Understanding the relationship between variables

When analyzing many variables, scatter plots and correlation coefficients can quickly uncover patterns and reduce a large amount of data to a subset of interesting relationships.

Correlation describes the strength of relationship between two variables. A correlation coefficient ranges from -1 to +1. +1 indicates a perfect positive linear relationship, and -1 indicates a perfect negative linear relationship. Zero indicates the variables are uncorrelated and there is no linear relationship. Normally the correlation coefficient lies somewhere between these values.

  1. Open the file New York Neighborhoods.xlsx.
  2. Click a cell in the dataset.
  3. On the Analyse-it ribbon tab, in the Statistical Analyses group, click Multivariate, and then click Correlation Matrix.
    The analysis task pane opens.
  4. In the Model drop-down list, select Multivariate.
  5. In the Y variables list box, select Affordability, Transit, Shopping & Services, Crime, Food, Schools, Diversity, Creative, Housing Quality, Green Space, Wellness, Nightlife.
  6. Select Correlation and Color maps.
  7. On the Analyse-it ribbon tab, in the Correlation group, click Scatter matrix, and then click Scatter Plot with Density Ellipses and Histograms.
  8. In the Density ellipse edit box, enter 75%.
  9. Click Calculate.
    The results are calculated and the analysis report opens.

The scatter plot matrix shows plots for all of the pairs of variables, and each plot shows the relationship between a pair of variables. The red ellipse contains the middle 75% of the neighborhoods and indicates whether the two variables are positively, negatively, or not correlated.

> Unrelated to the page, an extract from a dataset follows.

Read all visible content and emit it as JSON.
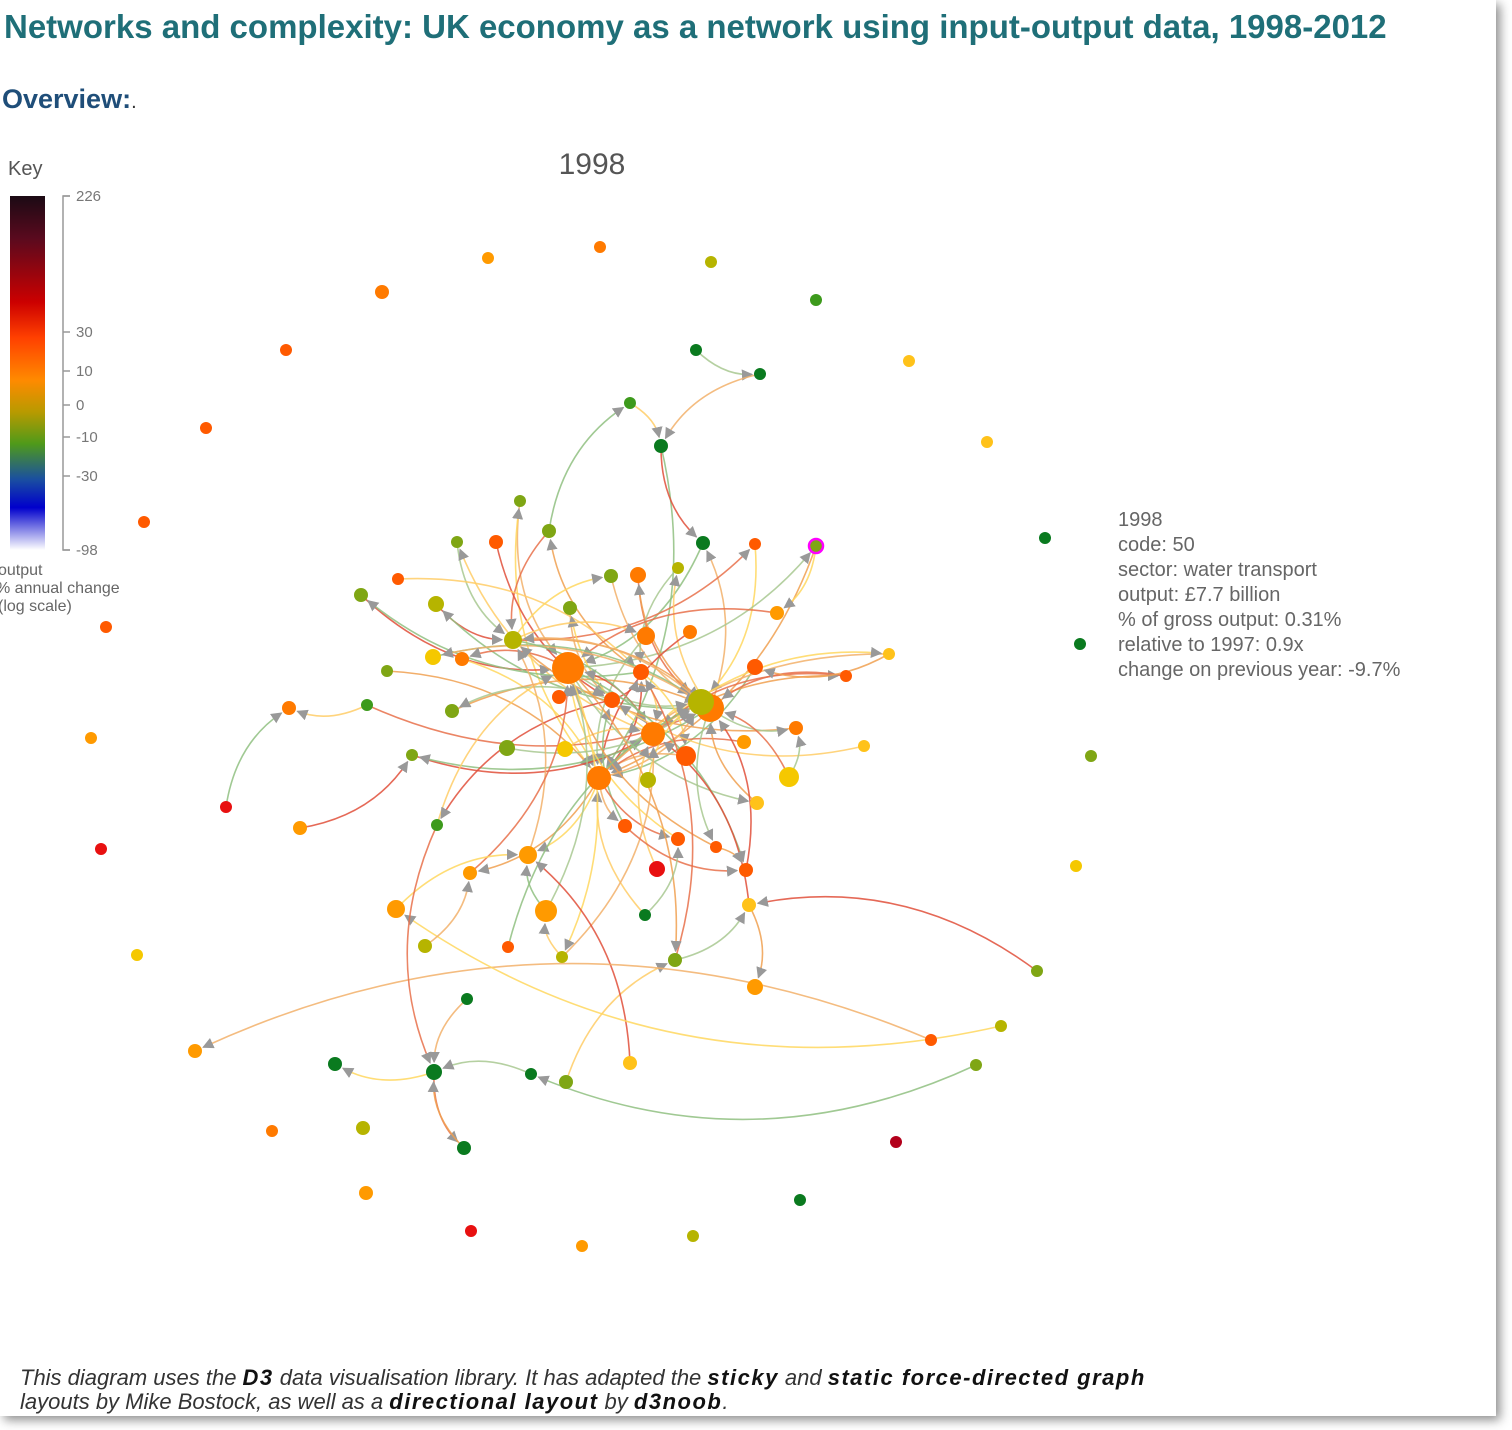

Scatter plot matrix(click to enlarge)

The correlation matrix shows the correlation coefficient for each pair of variables. Positively correlated variables are blue and negatively correlated variables are red, with the intensity dependent on the magnitude of the correlation.

Correlation matrix(click to enlarge)
Based on the scatter plot matrix and the correlation matrix, a few relationships are obvious:
  • Neighborhoods with affordable housing don’t offer good transit.
  • Better shopping also means a greater number of restaurants.
  • There is less creative capital in neighborhoods with high diversity.
  • Wellness seems almost completely unrelated to other factors.